Я вздохнул и сказал:
– Ну да, наверно, – и вспомнил о Треворе Динсгейте; я думал о нем и старался не думать. Без рук-то машину водить уже не сможешь… «Так, хватит об этом! – приказал я себе. – Просто забудь, это прямой путь к тому, чтобы превратиться в слизняка».
Я снова забыл сбросить скорость на повороте. Чико посмотрел косо, но промолчал.
– Погляди на карту, – сказал я. – Займись хоть чем-нибудь полезным.
Дом Питера Рэммилиза мы отыскали без особого труда. Мы въехали во двор небольшой фермы, которая выглядела так, словно окраины Танбридж-Уэллса нахлынули на нее, точно море, и она осталась торчать нелепым одиноким островом. Большой белый дом в три этажа, современная деревянная конюшня и огромный, длиннющий сарай. Выглядит не особо процветающе, однако и крапивой не зарастает.

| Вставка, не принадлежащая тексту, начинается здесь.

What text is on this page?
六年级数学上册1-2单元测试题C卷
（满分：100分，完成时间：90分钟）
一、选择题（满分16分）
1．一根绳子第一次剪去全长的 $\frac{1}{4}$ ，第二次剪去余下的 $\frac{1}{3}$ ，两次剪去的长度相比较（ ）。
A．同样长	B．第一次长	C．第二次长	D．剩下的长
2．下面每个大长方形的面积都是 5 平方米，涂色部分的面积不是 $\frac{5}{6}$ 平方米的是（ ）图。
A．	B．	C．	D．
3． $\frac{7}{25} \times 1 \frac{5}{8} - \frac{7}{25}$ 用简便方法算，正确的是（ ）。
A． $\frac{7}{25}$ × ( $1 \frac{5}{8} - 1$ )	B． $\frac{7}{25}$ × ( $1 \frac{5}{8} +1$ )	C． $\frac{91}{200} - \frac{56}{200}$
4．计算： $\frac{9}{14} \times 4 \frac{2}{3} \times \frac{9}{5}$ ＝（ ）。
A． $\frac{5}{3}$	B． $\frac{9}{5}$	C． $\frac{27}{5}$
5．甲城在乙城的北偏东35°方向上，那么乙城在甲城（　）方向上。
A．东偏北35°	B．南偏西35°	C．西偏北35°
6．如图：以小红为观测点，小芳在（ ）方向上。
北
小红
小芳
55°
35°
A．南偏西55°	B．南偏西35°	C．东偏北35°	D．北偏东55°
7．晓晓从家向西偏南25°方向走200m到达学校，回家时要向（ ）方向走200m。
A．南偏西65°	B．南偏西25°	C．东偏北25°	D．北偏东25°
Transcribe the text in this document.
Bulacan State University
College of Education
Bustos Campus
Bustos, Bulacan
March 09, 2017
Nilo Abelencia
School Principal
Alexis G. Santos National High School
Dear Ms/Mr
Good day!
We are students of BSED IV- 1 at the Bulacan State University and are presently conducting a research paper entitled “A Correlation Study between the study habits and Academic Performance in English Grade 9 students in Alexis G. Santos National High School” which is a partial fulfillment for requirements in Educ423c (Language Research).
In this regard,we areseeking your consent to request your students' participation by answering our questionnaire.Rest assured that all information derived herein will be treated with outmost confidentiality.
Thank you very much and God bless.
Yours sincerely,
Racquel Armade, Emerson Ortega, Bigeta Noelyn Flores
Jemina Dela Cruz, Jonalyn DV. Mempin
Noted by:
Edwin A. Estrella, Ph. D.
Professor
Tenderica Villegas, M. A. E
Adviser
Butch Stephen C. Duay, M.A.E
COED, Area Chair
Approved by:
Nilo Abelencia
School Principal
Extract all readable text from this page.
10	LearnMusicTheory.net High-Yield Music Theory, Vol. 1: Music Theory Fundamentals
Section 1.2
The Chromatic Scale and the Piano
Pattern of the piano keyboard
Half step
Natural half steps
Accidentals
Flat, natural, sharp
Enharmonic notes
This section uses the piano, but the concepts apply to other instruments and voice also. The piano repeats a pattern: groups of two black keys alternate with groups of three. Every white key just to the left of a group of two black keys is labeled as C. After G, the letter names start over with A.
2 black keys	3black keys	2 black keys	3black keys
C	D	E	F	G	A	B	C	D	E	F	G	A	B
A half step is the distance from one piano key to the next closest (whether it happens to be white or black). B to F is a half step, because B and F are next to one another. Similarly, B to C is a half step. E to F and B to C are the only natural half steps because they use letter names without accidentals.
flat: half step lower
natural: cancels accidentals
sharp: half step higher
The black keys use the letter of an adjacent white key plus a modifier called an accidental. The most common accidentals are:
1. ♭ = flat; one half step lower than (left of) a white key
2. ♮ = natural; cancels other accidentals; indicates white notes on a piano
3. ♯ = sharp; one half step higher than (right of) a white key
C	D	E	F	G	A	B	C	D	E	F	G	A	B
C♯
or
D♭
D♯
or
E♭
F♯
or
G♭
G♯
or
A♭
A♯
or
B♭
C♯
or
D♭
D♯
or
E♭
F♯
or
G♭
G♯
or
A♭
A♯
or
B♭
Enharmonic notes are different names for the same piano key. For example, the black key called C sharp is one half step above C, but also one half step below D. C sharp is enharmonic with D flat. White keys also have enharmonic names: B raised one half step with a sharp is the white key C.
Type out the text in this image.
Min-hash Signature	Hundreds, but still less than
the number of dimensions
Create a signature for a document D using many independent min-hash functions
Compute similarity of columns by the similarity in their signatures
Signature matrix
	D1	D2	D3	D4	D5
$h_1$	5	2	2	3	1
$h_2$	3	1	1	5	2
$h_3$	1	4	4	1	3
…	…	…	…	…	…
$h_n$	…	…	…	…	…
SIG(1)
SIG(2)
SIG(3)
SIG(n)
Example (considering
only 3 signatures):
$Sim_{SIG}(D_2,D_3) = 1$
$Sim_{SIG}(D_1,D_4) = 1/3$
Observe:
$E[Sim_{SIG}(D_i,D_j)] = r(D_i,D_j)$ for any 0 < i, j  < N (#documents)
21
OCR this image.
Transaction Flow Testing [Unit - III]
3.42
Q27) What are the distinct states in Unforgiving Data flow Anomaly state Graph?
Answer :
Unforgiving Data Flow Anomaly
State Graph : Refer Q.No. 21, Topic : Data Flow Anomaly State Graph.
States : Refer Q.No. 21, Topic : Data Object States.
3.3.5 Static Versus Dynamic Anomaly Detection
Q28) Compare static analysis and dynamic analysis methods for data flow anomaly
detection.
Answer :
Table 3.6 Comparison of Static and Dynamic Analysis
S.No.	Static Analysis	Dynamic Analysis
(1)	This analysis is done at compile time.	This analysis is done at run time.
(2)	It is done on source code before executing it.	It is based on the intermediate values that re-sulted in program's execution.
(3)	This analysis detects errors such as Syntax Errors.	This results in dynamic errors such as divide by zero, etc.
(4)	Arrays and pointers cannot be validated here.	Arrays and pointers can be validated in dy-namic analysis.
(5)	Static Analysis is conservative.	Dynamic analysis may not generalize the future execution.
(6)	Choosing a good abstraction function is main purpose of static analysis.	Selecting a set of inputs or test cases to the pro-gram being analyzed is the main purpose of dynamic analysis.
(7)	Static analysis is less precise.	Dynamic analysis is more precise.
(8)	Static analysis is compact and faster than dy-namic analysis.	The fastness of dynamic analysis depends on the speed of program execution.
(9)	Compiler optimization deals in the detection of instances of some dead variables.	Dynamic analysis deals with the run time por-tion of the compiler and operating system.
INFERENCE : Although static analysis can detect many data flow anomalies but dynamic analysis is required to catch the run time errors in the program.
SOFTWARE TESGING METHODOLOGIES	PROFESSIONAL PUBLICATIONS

Вокруг не было ни души. Я нажал на тормоза, и мы вышли из машины.
– С главного входа? – спросил Чико.
– На ферме все ходят через черный ход.
Однако не успели мы сделать и полдюжины шагов в ту сторону, как навстречу нам из дверей сарая выскочил запыхавшийся мальчонка:
– Вы «скорая»?
Он увидел мою машину, и его возбужденная мордашка разочарованно вытянулась. Мальчишке было лет семь, на нем были футболка и бриджи для верховой езды, лицо у него было заплаканное.
– Что случилось? – спросил я.
– Я в скорую звонил… давно уже…
– Может, мы сумеем помочь? – спросил я.
– Там мама! – сказал он. – Лежит и не просыпается!
– Идем – покажешь.
Мальчишка был коренастенький, темноволосый и кареглазый и ужасно напуганный. Он побежал в сарай, мы, не теряя времени, бросились следом. Войдя в дверь, мы сразу увидели, что это не обычный сарай, а крытый манеж для верховой езды – полностью закрытое пространство примерно двадцать на тридцать пять метров, освещенное через окна в крыше. Пол, от стенки до стенки, был устлан плотным ковром стружки, упругой и мягкой.
По манежу карьером носились пони и лошадь, а на земле, буквально под их копытами, лежала скорченная женская фигурка.
Мы с Чико бросились к ней. Женщина была молода. Она лежала на боку, щекой в пол. Она была в обмороке, но, как мне показалось, неглубоком. Она часто дышала, кожа под слоем косметики побледнела и пошла пятнами, но пульс на запястье прощупывался сильный и ровный. На полу, в нескольких футах, валялся шлем, который, очевидно, не помог.
– Беги, позвони еще раз в скорую, – сказал я Чико.
– Может, унести ее отсюда?
– Не надо, вдруг у нее что-то сломано. Если лишний раз двигать человека без сознания, можно причинить ему серьезный вред.
– Тебе видней!
Он повернулся и побежал к дому.
– С ней все в порядке? – с тревогой спросил мальчик. – Бинго принялся брыкаться, она упала, и он, по-моему, лягнул ее в голову.
– Бинго – это лошадь?
– У него седло съехало, – сказал мальчик.
И в самом деле седло болталось у Бинго под брюхом, и он до сих пор брыкался и козлил, как на родео.
– Тебя как зовут? – спросил я.
– Марк.
– Так вот, Марк, насколько я вижу, с мамой твоей все будет в порядке. А ты очень отважный малыш.
– Мне уже шесть! – сказал он: мол, какой я вам малыш?
Теперь, когда подоспела какая-никакая помощь, он уже не так боялся. Я опустился на колени рядом с его матерью и отвел темные волосы, упавшие ей на глаза. Она слабо застонала, веки у нее дрогнули. Да, она явно приходила в себя – за то короткое время, что мы тут пробыли, она успела почти очнуться.